Stop Counting the Minutes of Film Festival Ovations

Stop Counting the Minutes of Film Festival Ovations ...

Brendan Frasers heeeres at the six-minute-plus TAR ovation that greeted Cate Blanchett But wait! With a stunning 10-minute explosion, Timothee Chalamets cannibal romance Bones and All, Banshees of Inisherin gets 12 minutes! It's a photo finish! The cast milk the moment for awkward viral potential, andwas that spit?

Any cultural fragment may be reduced to a bite-sized chunk, and now it is the standing ovation. With a temporal rigor of Kentucky Derby proportions, the formal act of appreciation that dates back to Ancient Rome now dominates the news cycle at major festivals.

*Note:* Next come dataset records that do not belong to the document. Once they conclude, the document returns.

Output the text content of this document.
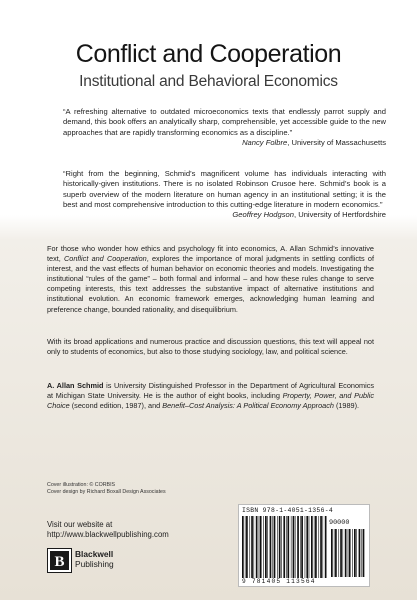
Conflict and Cooperation
Institutional and Behavioral Economics

“A refreshing alternative to outdated microeconomics texts that endlessly parrot supply and demand, this book offers an analytically sharp, comprehensible, yet accessible guide to the new approaches that are rapidly transforming economics as a discipline.”

Nancy Folbre, University of Massachusetts

“Right from the beginning, Schmid’s magnificent volume has individuals interacting with historically-given institutions. There is no isolated Robinson Crusoe here. Schmid’s book is a superb overview of the modern literature on human agency in an institutional setting; it is the best and most comprehensive introduction to this cutting-edge literature in modern economics.”

Geoffrey Hodgson, University of Hertfordshire

For those who wonder how ethics and psychology fit into economics, A. Allan Schmid’s innovative text, Conflict and Cooperation, explores the importance of moral judgments in settling conflicts of interest, and the vast effects of human behavior on economic theories and models. Investigating the institutional “rules of the game” – both formal and informal – and how these rules change to serve competing interests, this text addresses the substantive impact of alternative institutions and institutional evolution. An economic framework emerges, acknowledging human learning and preference change, bounded rationality, and disequilibrium.

With its broad applications and numerous practice and discussion questions, this text will appeal not only to students of economics, but also to those studying sociology, law, and political science.

A. Allan Schmid is University Distinguished Professor in the Department of Agricultural Economics at Michigan State University. He is the author of eight books, including Property, Power, and Public Choice (second edition, 1987), and Benefit–Cost Analysis: A Political Economy Approach (1989).

Cover illustration: © CORBIS
Cover design by Richard Boxall Design Associates
Visit our website at
http://www.blackwellpublishing.com
B Blackwell
Publishing
ISBN 978-1-4051-1356-4
90000
9 781405 113564
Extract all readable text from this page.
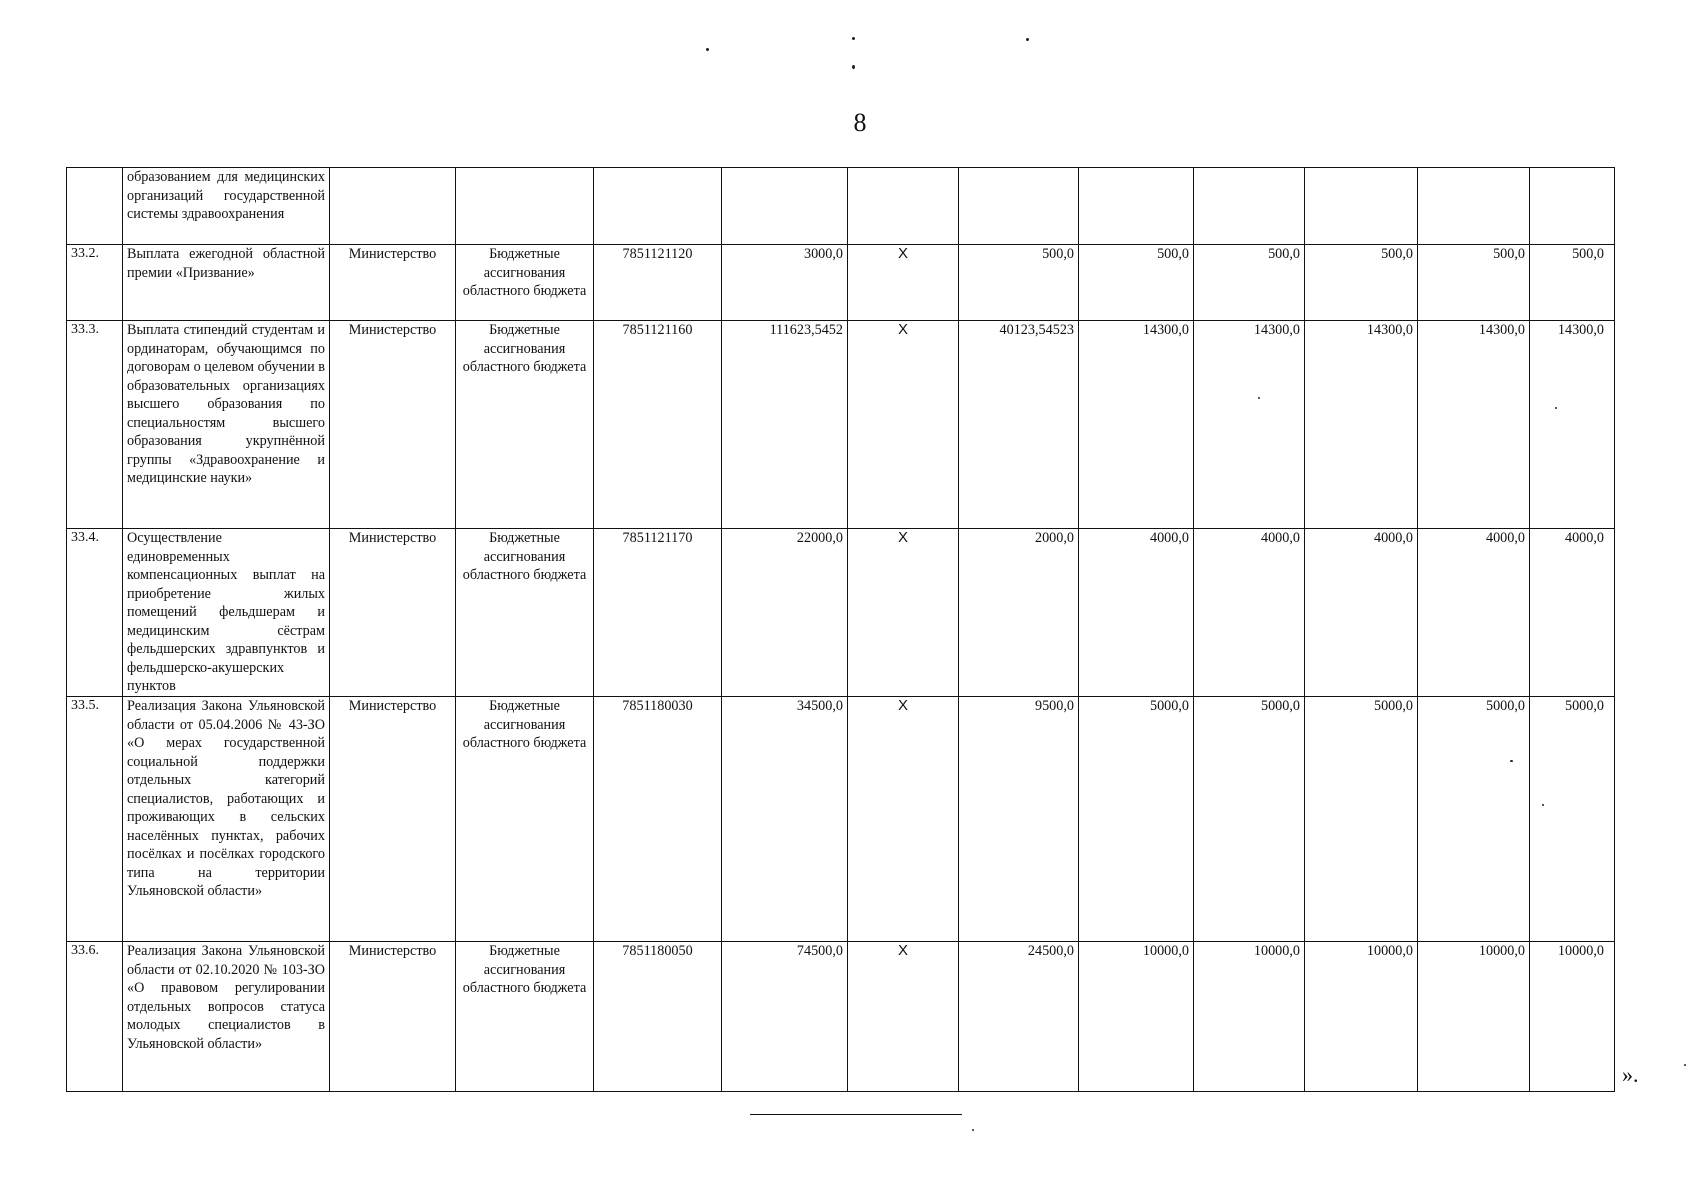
8
	образованием для медицинских организаций государственной системы здравоохранения											
33.2.	Выплата ежегодной областной премии «Призвание»	Министерство	Бюджетные ассигнования областного бюджета	7851121120	3000,0	X	500,0	500,0	500,0	500,0	500,0	500,0
33.3.	Выплата стипендий студентам и ординаторам, обучающимся по договорам о целевом обучении в образовательных организациях высшего образования по специальностям высшего образования укрупнённой группы «Здравоохранение и медицинские науки»	Министерство	Бюджетные ассигнования областного бюджета	7851121160	111623,5452	X	40123,54523	14300,0	14300,0	14300,0	14300,0	14300,0
33.4.	Осуществление единовременных компенсационных выплат на приобретение жилых помещений фельдшерам и медицинским сёстрам фельдшерских здравпунктов и фельдшерско-акушерских пунктов	Министерство	Бюджетные ассигнования областного бюджета	7851121170	22000,0	X	2000,0	4000,0	4000,0	4000,0	4000,0	4000,0
33.5.	Реализация Закона Ульяновской области от 05.04.2006 № 43-ЗО «О мерах государственной социальной поддержки отдельных категорий специалистов, работающих и проживающих в сельских населённых пунктах, рабочих посёлках и посёлках городского типа на территории Ульяновской области»	Министерство	Бюджетные ассигнования областного бюджета	7851180030	34500,0	X	9500,0	5000,0	5000,0	5000,0	5000,0	5000,0
33.6.	Реализация Закона Ульяновской области от 02.10.2020 № 103-ЗО «О правовом регулировании отдельных вопросов статуса молодых специалистов в Ульяновской области»	Министерство	Бюджетные ассигнования областного бюджета	7851180050	74500,0	X	24500,0	10000,0	10000,0	10000,0	10000,0	10000,0
».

Enough. Don't think about film festival ovations as if they're a meaningful measure. They aren't box-office dollars or minutes streamed. Sometimes it's an act of hospitality, other times its desperation. Ovations can mean anything or nothing at all.

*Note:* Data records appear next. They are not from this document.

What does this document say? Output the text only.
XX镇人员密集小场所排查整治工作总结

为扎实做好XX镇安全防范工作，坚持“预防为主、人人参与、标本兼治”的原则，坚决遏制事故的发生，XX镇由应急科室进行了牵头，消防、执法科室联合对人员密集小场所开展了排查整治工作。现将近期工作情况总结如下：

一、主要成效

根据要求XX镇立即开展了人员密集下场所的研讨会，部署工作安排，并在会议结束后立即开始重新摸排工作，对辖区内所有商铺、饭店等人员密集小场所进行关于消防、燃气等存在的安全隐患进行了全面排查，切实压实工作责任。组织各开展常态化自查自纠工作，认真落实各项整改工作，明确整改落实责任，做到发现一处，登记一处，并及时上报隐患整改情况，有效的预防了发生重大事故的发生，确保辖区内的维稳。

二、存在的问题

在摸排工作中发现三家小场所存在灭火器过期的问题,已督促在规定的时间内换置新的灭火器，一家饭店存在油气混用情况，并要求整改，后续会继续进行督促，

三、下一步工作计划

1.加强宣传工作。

I attended the Telluride Film Festival just days before several Venice-ovation films made their way to the Rockies, including TAR, a film that was widely accepted, even though the screenings ended with Colorado attendees leaping to their feet and staying there. Is this ritualistic act unique to the formal atmosphere of high-profile European festivals?

Ovations follow screenings in large auditoriums hosting formal, upscale premieres, with audiences that include a mix of industry and the press. From there, it may vary depending on how the subjects milk the moment.

The camera beamed a livestream of the movies cast onto the screen during the standing ovation for Elvis at this years Cannes Film Festival. Hanks looked out at the crowd with a wry smile and gradually thrust his thumb towards Austin Butler, who was applauded on cue. A few seats away, newly anointed Warner Bros. Discovery executive David Zazlav saw the spectacle in amazement, and boasted about the film to shareholders.

After ELVIS, Austin Butlers big #Cannes movie moment

erickohn (@erickohn) on May 25, 2022

Standing ovations can be breathtaking experiences in the moment, as an immediate and profound reaction to the otherwise inexplicable pleasure of an aesthetic encounter. They may also be total bullshit. For the festivals, this is simply the nature of the show.

When I asked him about the recent spate of ovation reports out of Venice, I mentioned how long I should keep the room in the dark, whether or not to cut the credits, the best moment to turn on the light, etc. Every screening is a celebration, and the participation of the audience makes it much better.

Fremaux said that if the level of participation has increased in recent years, it may have something to do with the last few years. Since COVID, being in a movie theater with a great film in the presence of artists is a wonderful pleasure, he said. That explains the recent generosity.

The rise of ovation reports has a practical explanation: They reflect how media and European film festivals are adapting to meet the demands of a 21st-century news cycle. For years, Cannes, Venice, and Berlin started each day with large press screenings ahead of the evening gala premieres. This allowed journalists to get the important document of the day out of the way so they had time to file.

Andy Lauwers/REX/Shutterstock

The internet changed everything, as is your custom. Trade critics would scramble to publish reviews online minutes later, and rapidly assembled tweet roundups could deliver more media impact than the sustained criticism.

The Search, the director Michel Hazanavicius' 2014 follow-up to The Artist, was demolished well before its premiere; Hazanavicus later compared his red-carpet experience to facing a firing squad. I feel like I was born in Cannes for The Artist, he said earlier this year, but I died in Cannes for The Search.

The industry was apprehensive about lavish festival premieres, and festivals responded with a pragmatic approach. For Berlin, the embargo remains in place until the film begins. The result is a news cycle that is more centralized around the collective response than any individual response.

To fully understand festival enthusiasm, filmmaker Andre Bazin described film festivals as a religious event, with the cinema as a temple that united enthusiasts in ritualistic fervor. Nearly 70 years later, this still holds true. Festivals are designed as rigid systems based on beliefs that may or may not be connected to genuine truths.

Occupations are as ephemeral as the sound waves they produce. They should not be treated as anything other than standing ovations at a film festival. We need a litmus test that can assess duration against overall appreciation for the filmmaker, the actors, and audiences' desire to be seen appreciating a significant film.

The fact that these minute-by-minute dispatches are so unreliable that they fall short of the festival's objective: To reinforce the impression of an isolated event that has no real bearing on the future prospects of a film. I wouldnt blame anyone for jumping to your feet, even if the film doesnt really deserve it. The mere act of being there can feel like a minor miracle.